A clameur can also be denied by a court. In 2010, Guernsey's Deputy Bailiff denied a couple's attempt to invoke the haro, in a potential eviction action by a bank that had lent the couple money to build a home.

==Recent uses==
The clameur was raised in Guernsey in December 2016 to block the forcible removal of a derelict Kia Sportage from private land. Earlier that same year, a threat to use the haro was issued, in an effort to stop the redevelopment of a garden and war memorial in Guernsey.

On 14 August 2018 local resident Rosie Henderson attempted to use the clameur to stop the narrowing of the South Esplanade in Saint Peter Port, Guernsey, which she said would be a danger to both pedestrians and motorists. The court refused to register her clameur, because she does not own the land in question.

In 2021, it was used in Jersey as an attempt to prevent an eviction.

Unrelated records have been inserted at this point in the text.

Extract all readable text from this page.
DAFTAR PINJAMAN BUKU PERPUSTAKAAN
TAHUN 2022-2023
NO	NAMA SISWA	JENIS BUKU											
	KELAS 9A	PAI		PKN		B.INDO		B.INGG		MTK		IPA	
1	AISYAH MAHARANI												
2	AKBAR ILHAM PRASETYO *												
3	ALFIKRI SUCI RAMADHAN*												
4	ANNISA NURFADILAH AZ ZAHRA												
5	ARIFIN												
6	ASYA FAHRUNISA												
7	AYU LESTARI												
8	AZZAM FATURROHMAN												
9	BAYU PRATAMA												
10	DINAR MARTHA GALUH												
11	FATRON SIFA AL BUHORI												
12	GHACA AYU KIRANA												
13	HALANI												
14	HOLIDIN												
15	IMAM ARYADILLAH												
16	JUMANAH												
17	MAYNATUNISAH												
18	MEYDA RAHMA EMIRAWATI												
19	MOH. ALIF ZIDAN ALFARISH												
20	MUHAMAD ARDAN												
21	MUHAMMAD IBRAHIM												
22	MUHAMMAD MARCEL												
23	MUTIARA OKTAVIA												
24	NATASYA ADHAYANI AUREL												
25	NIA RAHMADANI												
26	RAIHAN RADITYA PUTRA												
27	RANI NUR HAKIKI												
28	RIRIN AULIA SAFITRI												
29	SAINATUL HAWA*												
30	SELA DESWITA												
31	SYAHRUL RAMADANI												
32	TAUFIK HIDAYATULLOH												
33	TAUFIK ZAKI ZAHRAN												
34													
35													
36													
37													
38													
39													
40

The clameur was ruled as having been raised incorrectly in court on the grounds that the person raising it had lost legal title to the property and it could not be used to block court officials carrying out a court order.

In 2023, a Jersey woman invoked the clameur to halt a parish worker from trimming trees overhanging a road which ran through her property. She contended that the road had been illegally widened and therefore, the trees belonged to her, not the parish. When the matter was adjudicated, the Royal Court found that the procedure had been raised incorrectly and fined the litigant £1000. Meanwhile, legal costs to the parish were estimated to amount to £70,000.

In 2023, a Devon man invoked the clameur in Guernsey over the wrongful sale of his family home by a private interest who should have required his consent.